Here's some pertinent information about DynCorp, culled from various sources (including The Guardian, The New York Times and Human Rights Watch): "DynCorp International is a United States-based private military company [which] has provided services for the U.S. military in Bolivia, Bosnia, Somalia, Angola, Haiti, Colombia, Kosovo and Kuwait ... Throughout the world, DynCorp employees have been accused (and frequently found guilty) of murder, torture, fraud, and paying for male child prostitutes." And the sickening punchline: "DynCorp currently receives more than 96% of its $2 billion in annual revenues from the US federal government." (The times they are not a-changin' fast enough, Mr. President.)

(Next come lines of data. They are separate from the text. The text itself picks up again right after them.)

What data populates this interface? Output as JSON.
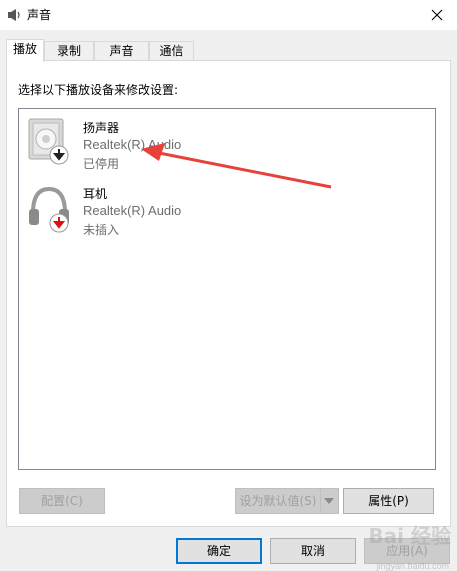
{
  "window": {
    "title": "声音",
    "close_icon": "close-icon"
  },
  "tabs": [
    {
      "label": "播放",
      "active": true
    },
    {
      "label": "录制",
      "active": false
    },
    {
      "label": "声音",
      "active": false
    },
    {
      "label": "通信",
      "active": false
    }
  ],
  "panel": {
    "instruction": "选择以下播放设备来修改设置:"
  },
  "devices": [
    {
      "name": "扬声器",
      "driver": "Realtek(R) Audio",
      "status": "已停用",
      "icon": "speaker-icon",
      "badge": "disabled-badge-icon"
    },
    {
      "name": "耳机",
      "driver": "Realtek(R) Audio",
      "status": "未插入",
      "icon": "headphones-icon",
      "badge": "unplugged-badge-icon"
    }
  ],
  "buttons": {
    "configure": "配置(C)",
    "set_default": "设为默认值(S)",
    "properties": "属性(P)",
    "ok": "确定",
    "cancel": "取消",
    "apply": "应用(A)"
  },
  "watermark": {
    "logo": "Bai 经验",
    "site": "jingyan.baidu.com"
  },
  "colors": {
    "accent": "#0078d7",
    "annotation_arrow": "#e8403a"
  }
}
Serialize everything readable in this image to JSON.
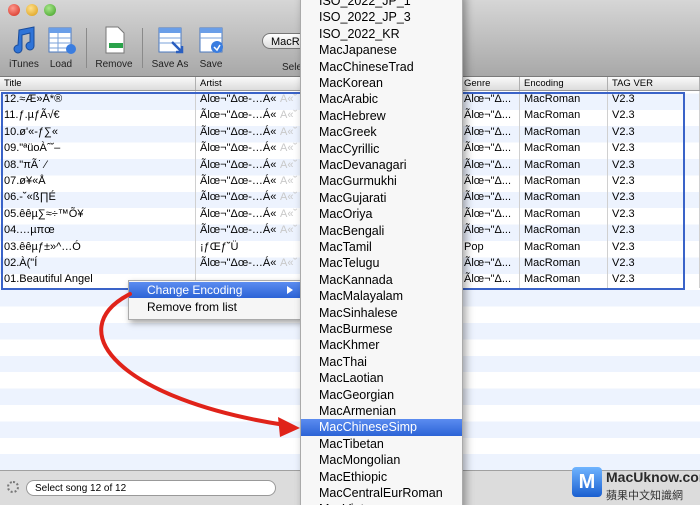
{
  "toolbar": {
    "buttons": [
      {
        "label": "iTunes",
        "icon": "music-note-icon"
      },
      {
        "label": "Load",
        "icon": "load-table-icon"
      },
      {
        "label": "Remove",
        "icon": "remove-document-icon"
      },
      {
        "label": "Save As",
        "icon": "save-as-icon"
      },
      {
        "label": "Save",
        "icon": "save-icon"
      }
    ],
    "encoding_select": "MacR",
    "selector_label": "Sele"
  },
  "table": {
    "headers": [
      "Title",
      "Artist",
      "Genre",
      "Encoding",
      "TAG VER"
    ],
    "rows": [
      {
        "title": "12.≈Æ»Å*®",
        "artist": "Ãlœ¬\"Δœ-…Á«˘",
        "artist_trail": "A«˘ www.TaiHo...",
        "genre": "Ãlœ¬\"Δ...",
        "encoding": "MacRoman",
        "tag": "V2.3"
      },
      {
        "title": "11.ƒ.µƒÃ√€",
        "artist": "Ãlœ¬\"Δœ-…Á«˘",
        "artist_trail": "A«˘ www.TaiHo...",
        "genre": "Ãlœ¬\"Δ...",
        "encoding": "MacRoman",
        "tag": "V2.3"
      },
      {
        "title": "10.ø'«-ƒ∑«",
        "artist": "Ãlœ¬\"Δœ-…Á«˘",
        "artist_trail": "A«˘ www.TaiHo...",
        "genre": "Ãlœ¬\"Δ...",
        "encoding": "MacRoman",
        "tag": "V2.3"
      },
      {
        "title": "09.\"ªüoÀˆ˘–",
        "artist": "Ãlœ¬\"Δœ-…Á«˘",
        "artist_trail": "A«˘ www.TaiHo...",
        "genre": "Ãlœ¬\"Δ...",
        "encoding": "MacRoman",
        "tag": "V2.3"
      },
      {
        "title": "08.\"πÃ˙ ⁄",
        "artist": "Ãlœ¬\"Δœ-…Á«˘",
        "artist_trail": "A«˘ www.TaiHo...",
        "genre": "Ãlœ¬\"Δ...",
        "encoding": "MacRoman",
        "tag": "V2.3"
      },
      {
        "title": "07.ø¥«Å",
        "artist": "Ãlœ¬\"Δœ-…Á«˘",
        "artist_trail": "A«˘ www.TaiHo...",
        "genre": "Ãlœ¬\"Δ...",
        "encoding": "MacRoman",
        "tag": "V2.3"
      },
      {
        "title": "06.-˘«ß∏É",
        "artist": "Ãlœ¬\"Δœ-…Á«˘",
        "artist_trail": "A«˘ www.TaiHo...",
        "genre": "Ãlœ¬\"Δ...",
        "encoding": "MacRoman",
        "tag": "V2.3"
      },
      {
        "title": "05.êêµ∑≈÷™Õ¥",
        "artist": "Ãlœ¬\"Δœ-…Á«˘",
        "artist_trail": "A«˘ www.TaiHo...",
        "genre": "Ãlœ¬\"Δ...",
        "encoding": "MacRoman",
        "tag": "V2.3"
      },
      {
        "title": "04.…µπœ",
        "artist": "Ãlœ¬\"Δœ-…Á«˘",
        "artist_trail": "A«˘ www.TaiHo...",
        "genre": "Ãlœ¬\"Δ...",
        "encoding": "MacRoman",
        "tag": "V2.3"
      },
      {
        "title": "03.êêµƒ±»^…Ó",
        "artist": "¡ƒŒƒ˘Ü",
        "artist_trail": "",
        "genre": "Pop",
        "encoding": "MacRoman",
        "tag": "V2.3"
      },
      {
        "title": "02.À(\"Í",
        "artist": "Ãlœ¬\"Δœ-…Á«˘",
        "artist_trail": "A«˘ www.TaiHo...",
        "genre": "Ãlœ¬\"Δ...",
        "encoding": "MacRoman",
        "tag": "V2.3"
      },
      {
        "title": "01.Beautiful Angel",
        "artist": "",
        "artist_trail": "",
        "genre": "Ãlœ¬\"Δ...",
        "encoding": "MacRoman",
        "tag": "V2.3"
      }
    ]
  },
  "context_menu": {
    "items": [
      "Change Encoding",
      "Remove from list"
    ]
  },
  "encoding_submenu": {
    "items": [
      "ISO_2022_JP_1",
      "ISO_2022_JP_3",
      "ISO_2022_KR",
      "MacJapanese",
      "MacChineseTrad",
      "MacKorean",
      "MacArabic",
      "MacHebrew",
      "MacGreek",
      "MacCyrillic",
      "MacDevanagari",
      "MacGurmukhi",
      "MacGujarati",
      "MacOriya",
      "MacBengali",
      "MacTamil",
      "MacTelugu",
      "MacKannada",
      "MacMalayalam",
      "MacSinhalese",
      "MacBurmese",
      "MacKhmer",
      "MacThai",
      "MacLaotian",
      "MacGeorgian",
      "MacArmenian",
      "MacChineseSimp",
      "MacTibetan",
      "MacMongolian",
      "MacEthiopic",
      "MacCentralEurRoman",
      "MacVietnamese"
    ],
    "highlighted": "MacChineseSimp"
  },
  "status": {
    "text": "Select song 12 of 12"
  },
  "watermark": {
    "site": "MacUknow.com",
    "subtitle": "蘋果中文知識網",
    "logo_letter": "M"
  },
  "colors": {
    "selection": "#3a63c8",
    "highlight": "#2c63d6",
    "arrow": "#e0231a"
  }
}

Why is this relevant to a review of The Whistleblower? Here's why: "DynCorp had a $15 million contract to hire and train police officers for duty in Bosnia at the time Kathryn Bolkovac reported such officers were paying for prostitutes and participating in sex-trafficking. She was unfairly dismissed due to a protected disclosure (whistleblowing)." Although the name DynCorp has been changed for the film, the name Kathryn Bolkovac remains, and this picture relates her harrowing experiences while working in Bosnia. Needless to say, this is a prime example of feel-bad cinema, and one scene in particular — a teenage girl who tries to escape is punished for her actions — is practically unwatchable. But film has a responsibility to educate as well as entertain, and for those up to the task, The Whistleblower is an ofttimes powerful experience, with Ukrainian-Canadian writer-director Larysa Kondracki (making her feature debut, as is co-scripter Eilis Kirwan) avoiding unnecessary embellishments and letting the story speak for itself.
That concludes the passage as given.